I do the block perfectly. Aggressive. Almost angry. I break free and cut inside.
This time I catch it.
But it feels forced. Like I muscled the play instead of letting it happen.
Jax jogs past me on the way back to the huddle, eyebrows raised. “Dude,” he says, not unkind. “Earth to Cam. You good?”
“Fine,” I mutter.
He slows just enough to look at me. “You sure?”
I don’t answer. Just reset my stance.
I can feel it now. The way the field doesn’t quite fit today.
Headlines flicker through my head between snaps.
Calculated. Strategic. Distraction.
Lila’s face this morning. Quiet. Guarded. The way she looked at her phone and pulled inward like she’d touched something sharp.
The snap count starts again.
I drop my focus low. Feet. Hands. Assignment.
The ball comes my way and I secure it clean this time, tucking it in and driving forward like contact might knock the thoughts loose.
It doesn’t.
As I jog back to the line, chest tight, one thing is painfully clear.
I’m on the field.
But I’m not fully here.
And that's how people get hurt.
I retreat to the far end of the bench the second Coach calls water.

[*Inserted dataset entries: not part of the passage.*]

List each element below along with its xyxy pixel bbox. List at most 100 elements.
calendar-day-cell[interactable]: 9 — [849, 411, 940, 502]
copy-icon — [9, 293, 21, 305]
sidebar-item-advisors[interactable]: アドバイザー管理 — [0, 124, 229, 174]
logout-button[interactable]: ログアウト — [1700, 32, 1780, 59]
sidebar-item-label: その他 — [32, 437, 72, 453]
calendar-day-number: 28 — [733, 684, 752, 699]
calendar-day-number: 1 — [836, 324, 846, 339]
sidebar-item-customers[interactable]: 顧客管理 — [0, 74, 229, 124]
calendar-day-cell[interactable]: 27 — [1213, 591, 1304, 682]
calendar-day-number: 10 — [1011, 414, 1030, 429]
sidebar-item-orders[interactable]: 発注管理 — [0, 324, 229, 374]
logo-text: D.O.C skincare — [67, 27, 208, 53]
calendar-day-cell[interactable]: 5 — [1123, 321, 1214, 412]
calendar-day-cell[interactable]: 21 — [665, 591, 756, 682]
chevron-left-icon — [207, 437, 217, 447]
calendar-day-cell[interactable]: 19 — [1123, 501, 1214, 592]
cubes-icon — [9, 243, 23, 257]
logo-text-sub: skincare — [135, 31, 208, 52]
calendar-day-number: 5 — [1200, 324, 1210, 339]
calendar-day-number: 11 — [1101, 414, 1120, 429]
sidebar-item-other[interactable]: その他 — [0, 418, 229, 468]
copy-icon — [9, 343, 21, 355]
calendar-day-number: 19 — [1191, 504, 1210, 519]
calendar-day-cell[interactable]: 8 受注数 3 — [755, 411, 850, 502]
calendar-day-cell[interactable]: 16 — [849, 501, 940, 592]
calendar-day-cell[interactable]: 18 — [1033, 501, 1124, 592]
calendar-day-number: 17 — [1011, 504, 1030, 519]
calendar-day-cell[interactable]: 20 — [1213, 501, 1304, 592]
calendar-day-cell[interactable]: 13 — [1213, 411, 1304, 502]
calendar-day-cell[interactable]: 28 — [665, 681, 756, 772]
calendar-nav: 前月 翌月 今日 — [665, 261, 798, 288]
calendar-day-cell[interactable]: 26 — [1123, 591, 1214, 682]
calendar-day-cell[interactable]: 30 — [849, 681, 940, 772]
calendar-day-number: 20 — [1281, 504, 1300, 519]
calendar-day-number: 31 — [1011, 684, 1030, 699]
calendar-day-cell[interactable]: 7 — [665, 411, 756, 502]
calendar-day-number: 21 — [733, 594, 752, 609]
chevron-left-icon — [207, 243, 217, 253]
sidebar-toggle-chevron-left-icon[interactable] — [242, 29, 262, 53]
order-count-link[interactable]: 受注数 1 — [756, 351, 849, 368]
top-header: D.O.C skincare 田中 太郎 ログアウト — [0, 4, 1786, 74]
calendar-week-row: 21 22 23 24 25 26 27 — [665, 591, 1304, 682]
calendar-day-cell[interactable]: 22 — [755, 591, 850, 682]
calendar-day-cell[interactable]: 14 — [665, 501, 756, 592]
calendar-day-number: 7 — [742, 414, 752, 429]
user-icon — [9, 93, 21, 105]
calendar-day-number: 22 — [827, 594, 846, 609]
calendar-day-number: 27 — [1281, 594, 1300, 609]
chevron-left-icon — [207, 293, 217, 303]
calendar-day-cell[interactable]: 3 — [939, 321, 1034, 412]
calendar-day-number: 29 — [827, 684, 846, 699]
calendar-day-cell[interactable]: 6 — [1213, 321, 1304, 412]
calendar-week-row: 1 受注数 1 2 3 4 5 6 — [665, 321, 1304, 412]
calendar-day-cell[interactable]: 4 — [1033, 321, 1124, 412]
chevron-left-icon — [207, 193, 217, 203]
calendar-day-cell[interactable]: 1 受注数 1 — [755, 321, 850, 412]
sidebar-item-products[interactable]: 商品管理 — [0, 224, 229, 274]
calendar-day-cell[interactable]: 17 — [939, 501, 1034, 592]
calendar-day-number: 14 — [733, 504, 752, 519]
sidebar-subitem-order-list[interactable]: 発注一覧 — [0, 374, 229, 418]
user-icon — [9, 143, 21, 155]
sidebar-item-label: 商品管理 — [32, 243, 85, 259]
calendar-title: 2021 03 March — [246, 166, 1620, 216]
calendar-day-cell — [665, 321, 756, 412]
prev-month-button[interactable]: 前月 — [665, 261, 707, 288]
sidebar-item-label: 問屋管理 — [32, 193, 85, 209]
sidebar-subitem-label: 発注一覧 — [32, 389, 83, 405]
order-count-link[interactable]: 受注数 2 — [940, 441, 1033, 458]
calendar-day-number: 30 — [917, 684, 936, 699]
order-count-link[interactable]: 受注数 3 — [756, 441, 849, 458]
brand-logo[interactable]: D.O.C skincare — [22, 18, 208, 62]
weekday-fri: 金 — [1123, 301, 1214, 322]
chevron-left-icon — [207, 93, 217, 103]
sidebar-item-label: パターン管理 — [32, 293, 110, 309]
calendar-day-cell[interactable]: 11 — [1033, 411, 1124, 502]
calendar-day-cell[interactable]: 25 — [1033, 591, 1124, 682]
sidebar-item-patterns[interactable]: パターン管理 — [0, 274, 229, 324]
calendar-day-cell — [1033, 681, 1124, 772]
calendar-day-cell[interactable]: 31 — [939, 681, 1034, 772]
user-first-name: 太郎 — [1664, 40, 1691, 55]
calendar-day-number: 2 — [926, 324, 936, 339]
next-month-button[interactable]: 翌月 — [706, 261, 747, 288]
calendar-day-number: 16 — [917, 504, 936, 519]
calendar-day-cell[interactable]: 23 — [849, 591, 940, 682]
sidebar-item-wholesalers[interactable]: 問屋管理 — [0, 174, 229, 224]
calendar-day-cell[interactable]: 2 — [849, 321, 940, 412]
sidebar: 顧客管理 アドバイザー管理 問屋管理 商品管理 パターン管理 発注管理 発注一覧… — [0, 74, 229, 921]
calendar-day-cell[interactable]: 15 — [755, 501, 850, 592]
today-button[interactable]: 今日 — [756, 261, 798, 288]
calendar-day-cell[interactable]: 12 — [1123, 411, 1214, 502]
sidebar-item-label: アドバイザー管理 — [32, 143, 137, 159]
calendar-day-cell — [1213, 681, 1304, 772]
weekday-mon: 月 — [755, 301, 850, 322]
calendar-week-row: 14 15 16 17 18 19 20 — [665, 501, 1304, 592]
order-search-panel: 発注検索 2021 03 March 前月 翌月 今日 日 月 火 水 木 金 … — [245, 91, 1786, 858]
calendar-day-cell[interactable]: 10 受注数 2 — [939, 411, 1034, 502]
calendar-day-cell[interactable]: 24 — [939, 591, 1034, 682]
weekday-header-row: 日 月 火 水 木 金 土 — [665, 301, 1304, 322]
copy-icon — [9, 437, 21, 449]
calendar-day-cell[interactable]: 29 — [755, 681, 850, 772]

Helmet comes off. I bend forward, forearms on my knees, breathing through my mouth like that might quiet the noise in my head.
It doesn’t.
I squeeze my eyes shut for half a second.
Bad move.
All I see is Lila behind my eyelids.
I straighten and grab my bottle.
Naturally, that’s when they descend.
Devon drops onto the bench beside me, solid and silent. Hunter stops in front of me, hands shoved into the pocket of his hoodie, head tilted like he’s waiting for a confession.
Jax sprawls onto the grass at my feet, arms behind his head, looking entirely too comfortable.
I take a long pull of water and keep my eyes on the field.